Part C HTTP Analysis task (30 points)
You will now extend your tool made in part A to analyze various aspects of HTTP from TCP packets. Extend your previous program in Part A to create a new program called
“analysis_pcap_http” to analyze HTTP in addition to TCP. This is similar to Part A in that you can use the pcap libraries to get the beginning and end of the packet, but cannot use the pcap libraries to completely decode the packet.
Your first task is to use tcpdump, a popular tool for capturing TCP/IP network packets. Connect to the server at http://www.sbunetsyslabs.com at port 1080 from your web browser and use tcpdump to capture the packets. Save the packet as http_1080.pcap for analysis. Remember that in this case, your browser’s IP address is the client and http://www.sbunetsyslabs.com is the server. The client establishes the connection. The client requests data from the server, and server sends the data.

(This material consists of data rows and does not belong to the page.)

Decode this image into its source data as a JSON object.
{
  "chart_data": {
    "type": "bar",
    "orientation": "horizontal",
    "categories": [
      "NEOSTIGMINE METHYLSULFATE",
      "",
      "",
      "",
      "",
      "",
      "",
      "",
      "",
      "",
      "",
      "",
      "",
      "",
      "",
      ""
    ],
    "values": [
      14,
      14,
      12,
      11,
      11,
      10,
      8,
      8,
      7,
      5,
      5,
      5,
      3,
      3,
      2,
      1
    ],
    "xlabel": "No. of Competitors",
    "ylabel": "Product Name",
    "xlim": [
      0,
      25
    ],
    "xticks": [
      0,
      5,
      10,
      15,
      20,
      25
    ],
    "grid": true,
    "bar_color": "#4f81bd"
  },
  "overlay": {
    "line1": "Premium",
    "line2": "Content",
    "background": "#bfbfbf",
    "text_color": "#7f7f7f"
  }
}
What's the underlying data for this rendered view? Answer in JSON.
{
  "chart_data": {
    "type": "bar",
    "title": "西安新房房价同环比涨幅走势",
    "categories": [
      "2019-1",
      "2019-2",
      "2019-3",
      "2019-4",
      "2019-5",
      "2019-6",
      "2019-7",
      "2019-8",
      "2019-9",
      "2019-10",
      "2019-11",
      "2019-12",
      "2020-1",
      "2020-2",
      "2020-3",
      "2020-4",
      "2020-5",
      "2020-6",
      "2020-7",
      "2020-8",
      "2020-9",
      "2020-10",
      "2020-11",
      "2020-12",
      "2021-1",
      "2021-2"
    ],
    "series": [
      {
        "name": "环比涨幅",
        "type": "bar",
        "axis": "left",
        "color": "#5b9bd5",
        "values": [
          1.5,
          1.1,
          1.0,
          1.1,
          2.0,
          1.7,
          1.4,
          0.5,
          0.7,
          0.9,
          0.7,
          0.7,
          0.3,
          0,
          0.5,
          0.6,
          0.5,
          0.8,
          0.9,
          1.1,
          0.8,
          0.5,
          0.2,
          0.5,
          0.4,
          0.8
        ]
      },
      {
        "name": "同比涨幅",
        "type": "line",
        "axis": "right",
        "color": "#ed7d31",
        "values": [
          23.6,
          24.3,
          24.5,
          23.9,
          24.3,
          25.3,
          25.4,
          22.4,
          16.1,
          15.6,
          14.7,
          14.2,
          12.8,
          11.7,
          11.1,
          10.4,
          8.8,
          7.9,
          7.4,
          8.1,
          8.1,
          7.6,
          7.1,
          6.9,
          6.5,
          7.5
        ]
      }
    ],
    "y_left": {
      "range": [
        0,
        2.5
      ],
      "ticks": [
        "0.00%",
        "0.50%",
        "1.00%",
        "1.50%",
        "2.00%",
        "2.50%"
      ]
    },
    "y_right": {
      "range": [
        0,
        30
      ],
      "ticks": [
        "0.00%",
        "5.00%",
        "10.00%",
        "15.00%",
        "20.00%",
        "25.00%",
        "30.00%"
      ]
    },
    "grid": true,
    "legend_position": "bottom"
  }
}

Do the same to capture the traffic over HTTP encrypted by TLS from https://www.sbunetsyslabs.com on ports 1081 and 1082 (name these files tcp_1081.pcap and tcp_1082.pcap respectively). Make sure to clear your browser cache after each run, so the resources are actually fetched over the network. Each port represents the same site delivered using a different version of HTTP (HTTP 1.0, HTTP 1.1, HTTP 2.0).
1. Reassemble each unique HTTP Request/Response for http_1080.pcap (the other two are encrypted, so you will not be able to reassemble easily). The output of this part should be the Packet type (request or response) and the unique <source, dest, seq, ack> TCP tuple for all the TCP segments that contain data for that request.
2. Identify which HTTP protocol is being used for each PCAP file. Note that two of the sites are encrypted so you must use your knowledge of HTTP and TCP to programmatically solve this question. Include the logic behind your code in the write-up.
3. Finally, after you’ve labeled the PCAPs with their appropriate versions of HTTP, answer the following: Which version of the protocol did the site load the fastest under? The Slowest? Which sent the most number of packets and raw bytes? Which protocol sent the least? Report your results and write a brief explanation for your observations.
Part D Fairness (10 points)
Using the technique discussed in class (Week of Oct 5) explain why (1) Multiplicative Increase Additive Decrease, (2) Multiplicative Increase Multiplicative Decrease, and (3) Additive Increase, Additive Decrease, are not fair. Use a figure in each case, similar to slide 28 in Lec11_TCP_CongestionControl.pdf to illustrate your answer.